Intervention de François Ruffin

Séance en hémicycle du mercredi 11 janvier 2023 à 15h00
Aides publiques aux entreprises

Photo issue du site de l'Assemblée nationale ou de WikipediaFrançois Ruffin :

Plus précisément, cette mesure – une bagatelle à 8 milliards d'euros –, nous ne l'avons pas votée, puisqu'elle faisait partie du paquet de dispositions adoptées grâce aux 49.3. Mais comment financer cette baisse des impôts de production ? Le programme de stabilité que vous avez rédigé précise clairement que « la maîtrise des dépenses publiques repose principalement sur des réformes structurelles, la réforme des retraites notamment ».

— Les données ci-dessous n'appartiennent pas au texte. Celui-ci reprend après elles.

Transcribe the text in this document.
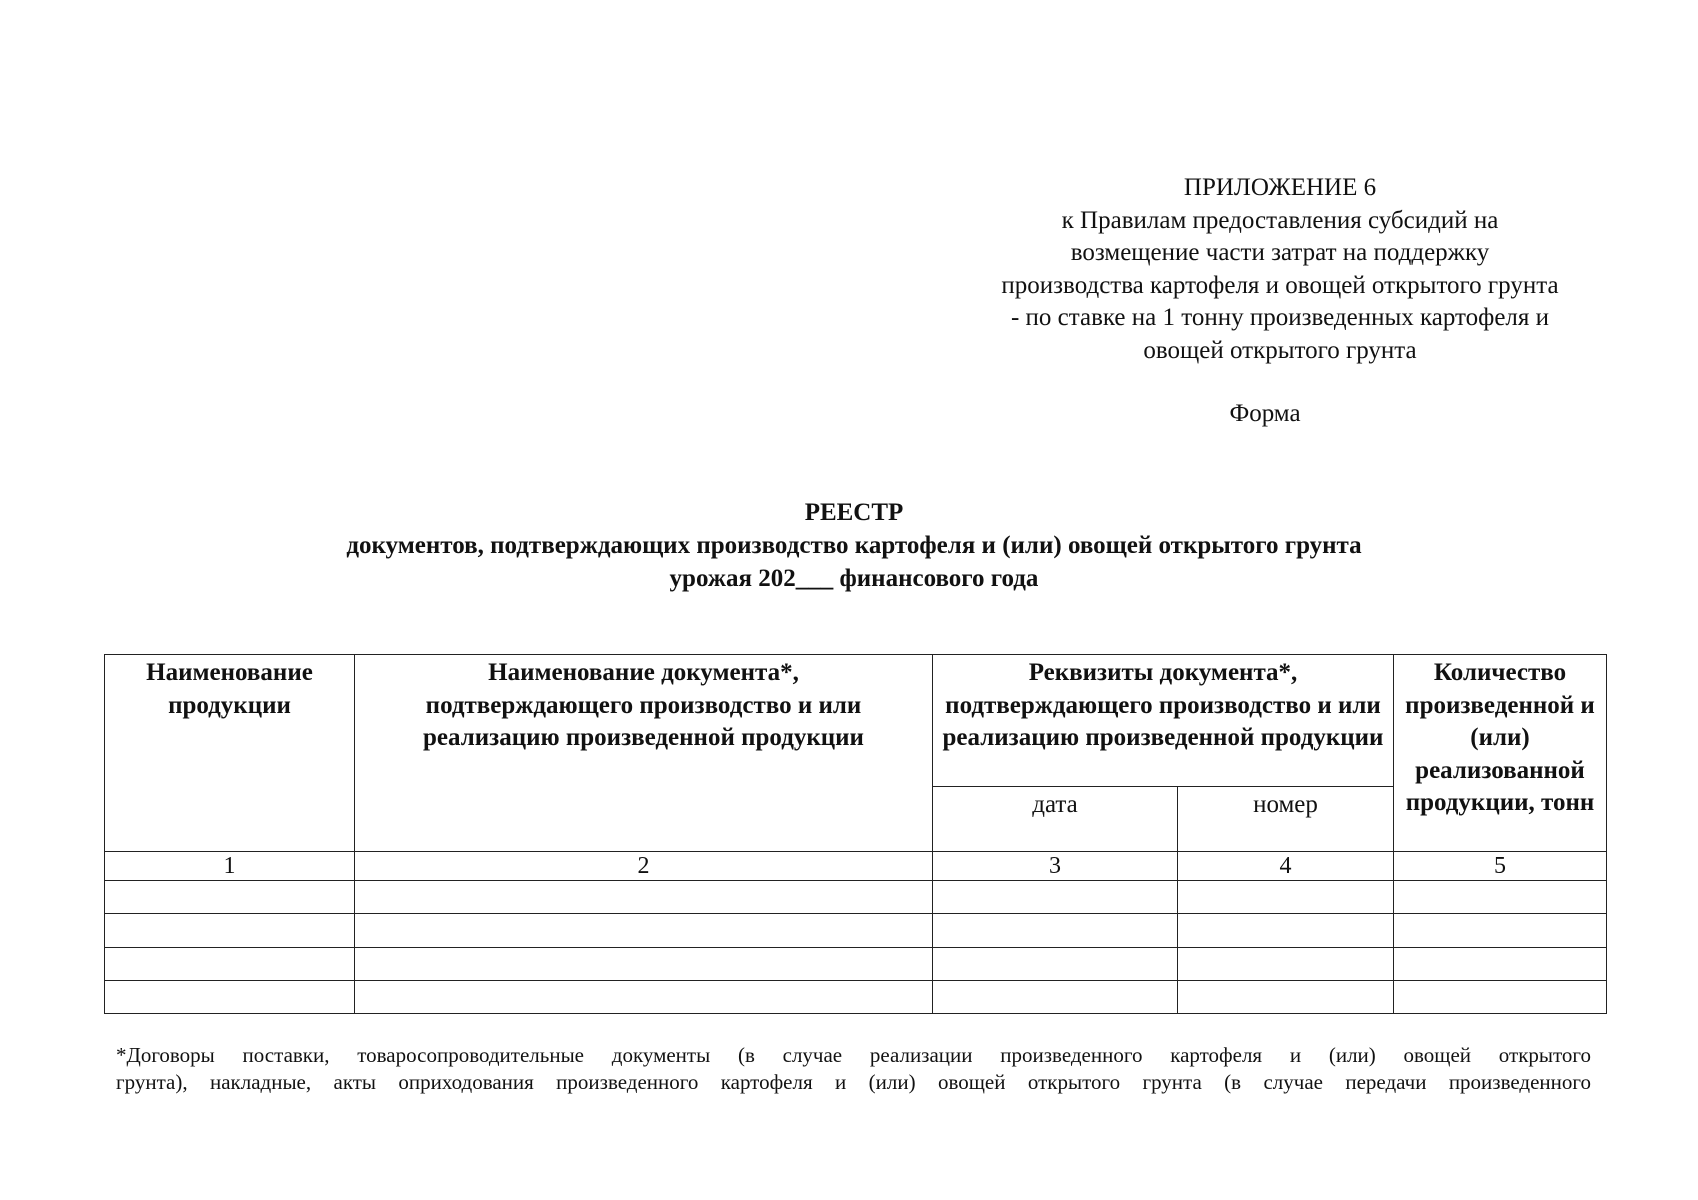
ПРИЛОЖЕНИЕ 6
к Правилам предоставления субсидий на
возмещение части затрат на поддержку
производства картофеля и овощей открытого грунта
- по ставке на 1 тонну произведенных картофеля и
овощей открытого грунта
Форма
РЕЕСТР
документов, подтверждающих производство картофеля и (или) овощей открытого грунта
урожая 202___ финансового года
Наименование продукции	Наименование документа*, подтверждающего производство и или реализацию произведенной продукции	Реквизиты документа*, подтверждающего производство и или реализацию произведенной продукции		Количество произведенной и (или) реализованной продукции, тонн
		дата	номер	
1	2	3	4	5

*Договоры поставки, товаросопроводительные документы (в случае реализации произведенного картофеля и (или) овощей открытого
грунта), накладные, акты оприходования произведенного картофеля и (или) овощей открытого грунта (в случае передачи произведенного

Nous y voilà. C'est écrit noir sur blanc : vous allez prendre sur les retraites des gens pour donner aux entreprises. Ce recours au principe des vases communicants n'a rien de nouveau. Il s'inscrit même dans une certaine continuité. Le programme de stabilité mentionne ainsi les cadeaux déjà accordés précédemment : « l'année 2021 a été marquée par la […] réduction des impôts de production (– 9 milliards d'euros […]) [et] la nouvelle baisse du taux de l'impôt sur les sociétés (– 3,7 milliards d'euros) ».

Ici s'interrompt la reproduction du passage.